Here is a test of your first example:

var AB = new AndExpression<string>(new[]{
    new ValueExpression<string>("A"),
    new ValueExpression<string>("B")});

var CD = new OrExpression<string>(new[]{
    new ValueExpression<string>("C"),
    new ValueExpression<string>("D")});

var exp = new AndExpression<string>(new IExpression<string>[] { AB, CD });

PrintPossibilities(exp);

Which prints:

ABC + ABD

AB changed to be an OR expression (your second example) prints:

AC + BC + AD + BD

Your third option can be represented as:

var third = new OrExpression<string>(new[]{
    new ValueExpression<string>("A"),
    new ValueExpression<string>("B"),
    new ValueExpression<string>("C")});

which when printed results in:

A + B + C

Answer 2

What I understand you're asking for is a set of expressions, each of which implies the input.
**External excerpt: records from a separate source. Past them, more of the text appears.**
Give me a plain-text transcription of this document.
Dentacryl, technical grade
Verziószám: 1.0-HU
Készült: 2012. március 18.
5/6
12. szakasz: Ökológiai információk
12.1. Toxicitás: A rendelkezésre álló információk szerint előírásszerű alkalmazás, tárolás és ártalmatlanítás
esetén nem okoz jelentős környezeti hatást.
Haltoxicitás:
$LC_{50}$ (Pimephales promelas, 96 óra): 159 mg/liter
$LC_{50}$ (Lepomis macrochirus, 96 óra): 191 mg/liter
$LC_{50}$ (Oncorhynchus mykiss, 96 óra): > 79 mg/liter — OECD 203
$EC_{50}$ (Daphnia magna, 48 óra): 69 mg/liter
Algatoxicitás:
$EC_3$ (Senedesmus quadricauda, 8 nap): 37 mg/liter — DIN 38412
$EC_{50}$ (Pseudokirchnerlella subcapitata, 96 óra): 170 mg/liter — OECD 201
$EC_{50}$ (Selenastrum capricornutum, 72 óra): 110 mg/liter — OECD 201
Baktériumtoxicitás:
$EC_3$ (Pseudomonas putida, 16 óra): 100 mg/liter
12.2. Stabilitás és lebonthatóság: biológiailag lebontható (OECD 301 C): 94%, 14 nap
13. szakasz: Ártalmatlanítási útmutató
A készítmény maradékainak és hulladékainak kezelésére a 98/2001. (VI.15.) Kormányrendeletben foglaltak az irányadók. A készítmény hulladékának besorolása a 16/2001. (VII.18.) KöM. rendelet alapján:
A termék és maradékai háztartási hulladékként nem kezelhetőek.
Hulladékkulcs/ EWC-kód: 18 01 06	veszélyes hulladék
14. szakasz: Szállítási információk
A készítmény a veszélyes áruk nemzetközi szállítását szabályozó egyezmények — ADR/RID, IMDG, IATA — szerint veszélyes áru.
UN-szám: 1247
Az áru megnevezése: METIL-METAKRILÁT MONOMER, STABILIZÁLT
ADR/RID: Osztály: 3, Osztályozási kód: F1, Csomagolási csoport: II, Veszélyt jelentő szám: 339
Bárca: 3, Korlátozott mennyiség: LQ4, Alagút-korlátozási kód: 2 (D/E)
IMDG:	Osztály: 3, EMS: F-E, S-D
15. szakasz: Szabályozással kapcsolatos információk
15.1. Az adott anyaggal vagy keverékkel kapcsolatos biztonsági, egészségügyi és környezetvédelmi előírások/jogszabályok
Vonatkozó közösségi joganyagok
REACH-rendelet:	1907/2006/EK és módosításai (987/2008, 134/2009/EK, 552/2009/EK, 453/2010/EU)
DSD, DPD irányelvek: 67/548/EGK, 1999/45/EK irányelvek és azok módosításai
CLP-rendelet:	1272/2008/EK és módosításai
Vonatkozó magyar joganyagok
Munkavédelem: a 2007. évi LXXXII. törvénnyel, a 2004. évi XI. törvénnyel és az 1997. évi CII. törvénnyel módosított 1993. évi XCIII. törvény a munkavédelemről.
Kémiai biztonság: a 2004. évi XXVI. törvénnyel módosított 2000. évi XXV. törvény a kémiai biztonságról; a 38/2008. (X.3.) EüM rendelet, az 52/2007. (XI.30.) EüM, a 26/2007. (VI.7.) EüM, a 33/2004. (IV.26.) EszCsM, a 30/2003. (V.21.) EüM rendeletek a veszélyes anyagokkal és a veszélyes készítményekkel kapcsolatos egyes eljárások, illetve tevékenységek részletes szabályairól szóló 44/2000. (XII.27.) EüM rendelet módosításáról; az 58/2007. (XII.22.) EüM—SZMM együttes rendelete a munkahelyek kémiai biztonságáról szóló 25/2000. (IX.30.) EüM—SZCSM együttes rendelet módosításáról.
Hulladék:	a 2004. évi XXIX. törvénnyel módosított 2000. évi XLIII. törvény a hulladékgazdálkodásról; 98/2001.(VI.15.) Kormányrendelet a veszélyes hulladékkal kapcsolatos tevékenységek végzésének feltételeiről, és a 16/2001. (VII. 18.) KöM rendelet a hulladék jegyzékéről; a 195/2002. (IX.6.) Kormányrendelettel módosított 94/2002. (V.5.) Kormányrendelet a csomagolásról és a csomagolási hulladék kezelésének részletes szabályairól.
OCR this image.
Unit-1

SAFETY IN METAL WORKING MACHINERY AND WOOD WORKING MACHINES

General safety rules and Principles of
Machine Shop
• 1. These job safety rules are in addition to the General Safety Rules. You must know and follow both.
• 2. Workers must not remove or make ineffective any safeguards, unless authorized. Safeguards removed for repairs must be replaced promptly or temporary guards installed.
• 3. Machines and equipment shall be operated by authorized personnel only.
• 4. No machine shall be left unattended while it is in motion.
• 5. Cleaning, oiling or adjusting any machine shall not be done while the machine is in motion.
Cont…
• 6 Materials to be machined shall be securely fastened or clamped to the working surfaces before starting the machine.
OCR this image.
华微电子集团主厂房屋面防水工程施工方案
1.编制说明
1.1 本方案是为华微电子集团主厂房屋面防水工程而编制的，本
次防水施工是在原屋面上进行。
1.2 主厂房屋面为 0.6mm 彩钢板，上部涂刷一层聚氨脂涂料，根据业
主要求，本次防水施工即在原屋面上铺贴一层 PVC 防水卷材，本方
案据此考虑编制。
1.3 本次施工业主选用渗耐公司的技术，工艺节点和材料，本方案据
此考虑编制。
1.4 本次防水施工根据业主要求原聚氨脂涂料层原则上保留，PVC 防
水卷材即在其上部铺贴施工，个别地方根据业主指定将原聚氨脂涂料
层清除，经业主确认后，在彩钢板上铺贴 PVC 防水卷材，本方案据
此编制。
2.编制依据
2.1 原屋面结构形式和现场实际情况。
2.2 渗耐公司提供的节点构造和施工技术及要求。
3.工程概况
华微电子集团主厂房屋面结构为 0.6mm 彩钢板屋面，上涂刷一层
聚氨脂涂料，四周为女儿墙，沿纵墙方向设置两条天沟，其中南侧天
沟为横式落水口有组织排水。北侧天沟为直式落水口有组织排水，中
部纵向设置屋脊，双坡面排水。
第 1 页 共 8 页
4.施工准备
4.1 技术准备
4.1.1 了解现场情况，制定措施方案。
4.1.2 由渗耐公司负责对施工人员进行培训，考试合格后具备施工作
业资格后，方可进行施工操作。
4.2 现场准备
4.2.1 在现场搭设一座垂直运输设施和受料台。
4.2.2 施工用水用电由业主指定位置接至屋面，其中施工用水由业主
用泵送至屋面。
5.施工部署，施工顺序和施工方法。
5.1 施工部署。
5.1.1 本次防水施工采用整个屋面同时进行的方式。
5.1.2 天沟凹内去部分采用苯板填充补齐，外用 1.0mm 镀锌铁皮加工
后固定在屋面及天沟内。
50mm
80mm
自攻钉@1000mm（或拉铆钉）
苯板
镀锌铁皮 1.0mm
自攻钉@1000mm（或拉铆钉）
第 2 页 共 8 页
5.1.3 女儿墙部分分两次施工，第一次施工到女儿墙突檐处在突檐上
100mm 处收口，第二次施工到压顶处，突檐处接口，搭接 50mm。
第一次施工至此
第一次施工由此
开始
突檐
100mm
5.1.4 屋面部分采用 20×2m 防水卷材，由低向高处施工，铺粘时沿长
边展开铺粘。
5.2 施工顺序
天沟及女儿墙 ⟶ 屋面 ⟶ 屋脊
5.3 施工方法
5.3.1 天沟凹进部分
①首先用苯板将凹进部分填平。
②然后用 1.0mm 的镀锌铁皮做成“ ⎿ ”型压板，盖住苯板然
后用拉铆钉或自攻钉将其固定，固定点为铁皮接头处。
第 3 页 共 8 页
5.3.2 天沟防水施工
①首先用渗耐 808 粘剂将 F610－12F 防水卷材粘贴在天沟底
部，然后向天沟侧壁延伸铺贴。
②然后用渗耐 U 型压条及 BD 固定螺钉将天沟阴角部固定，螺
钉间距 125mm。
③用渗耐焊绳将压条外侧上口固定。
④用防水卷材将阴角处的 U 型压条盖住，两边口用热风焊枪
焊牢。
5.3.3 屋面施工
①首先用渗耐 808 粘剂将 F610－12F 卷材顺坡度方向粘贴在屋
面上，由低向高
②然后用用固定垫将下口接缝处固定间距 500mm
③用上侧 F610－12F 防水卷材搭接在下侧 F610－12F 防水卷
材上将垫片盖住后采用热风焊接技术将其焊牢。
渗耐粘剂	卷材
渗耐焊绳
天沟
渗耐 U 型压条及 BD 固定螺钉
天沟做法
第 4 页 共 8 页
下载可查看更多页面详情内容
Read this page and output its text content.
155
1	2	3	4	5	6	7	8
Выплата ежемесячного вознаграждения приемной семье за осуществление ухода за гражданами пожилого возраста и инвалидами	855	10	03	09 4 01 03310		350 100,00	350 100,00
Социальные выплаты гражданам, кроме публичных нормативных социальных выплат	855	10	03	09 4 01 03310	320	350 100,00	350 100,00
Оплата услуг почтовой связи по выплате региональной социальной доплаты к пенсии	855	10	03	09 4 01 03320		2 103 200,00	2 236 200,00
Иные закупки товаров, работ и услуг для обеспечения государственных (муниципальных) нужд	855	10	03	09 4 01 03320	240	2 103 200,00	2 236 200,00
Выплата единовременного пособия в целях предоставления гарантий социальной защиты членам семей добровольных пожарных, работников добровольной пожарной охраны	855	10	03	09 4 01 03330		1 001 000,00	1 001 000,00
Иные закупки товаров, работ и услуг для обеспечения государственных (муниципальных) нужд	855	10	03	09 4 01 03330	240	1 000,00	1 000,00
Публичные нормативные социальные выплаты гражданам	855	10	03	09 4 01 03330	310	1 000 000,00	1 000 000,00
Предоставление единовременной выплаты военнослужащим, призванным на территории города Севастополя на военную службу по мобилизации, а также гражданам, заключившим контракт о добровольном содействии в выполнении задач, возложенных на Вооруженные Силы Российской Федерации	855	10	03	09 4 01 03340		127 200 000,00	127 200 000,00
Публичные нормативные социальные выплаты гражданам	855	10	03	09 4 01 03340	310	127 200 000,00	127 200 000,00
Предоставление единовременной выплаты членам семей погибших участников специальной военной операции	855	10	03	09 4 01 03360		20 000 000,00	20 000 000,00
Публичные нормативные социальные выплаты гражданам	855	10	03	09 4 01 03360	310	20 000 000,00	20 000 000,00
That is, if any of those expressions is true, then the input is true.

Putting it that way, we can see that what we're doing it rewriting the input into a big disjunction, and then listing the terms. In other words, you're looking to rewrite your input into a Disjunctive normal form. Wikipedia tells us that "All logical formulas can be converted into disjunctive normal form. However, in some cases conversion to DNF can lead to an exponential explosion of the formula."

So: if you have an "or" at the top, return a set of all the children (you can apply this algo recursively to each of them). If you have an "and" at the top, run this recursively for each children and then return all combinations of "and"ing one of the options for each children.

So for example if you have (A|B|C) that gives you A,B,C as the answers. If you have (A & (B|C)) then you get just A for the left child, and B,C for the right child. So putting them together you get the two answers: A&B and A&C.

And if you have a "not", you can use De Morgan's law to push it in, so you can keep on using the two rules above.

P.S. I'm answering "how to get all answers" which is what your text asks, as opposed to "how to get the smallest answer" which is what the title asks. It's an easy step to consider all the answers and pick the smallest one.

Answer 3

I came up with the following algorithm, I think this can help you find the Minimal true conditions in an expression.

eval(X & Y) => eval(X) JOIN eval(Y)
eval(X | Y) => eval(X) MERGE eval(Y)
eval(x) = x

Where,

X, Y => expression; x => identity
A JOIN B - every elements in list A joined with each element of list B with a '&'.
A MERGE B - simply merge elements in list A & B

Let us take example of your first example to prove it: Expression - ((A & B ) & (C | D)). Let X -> (A & B) and Y -> (C | D)

Now,

eval(X & Y) => eval(X) JOIN eval(Y)
eval(X) => eval(A) & eval(B) => ['A'] JOIN ['B'] => ['A & B']
eval(Y) => eval(C) MERGE eval(D) => ['C'] MERGE ['D'] => ['C','D']
eval(X & Y) => ['A & B'] JOIN ['C','D'] => ['A & B & C', 'A & B & D']

Similarily, other examples can be sorted out. Also, the solution you have provided in example 1 is wrong, it should be as above.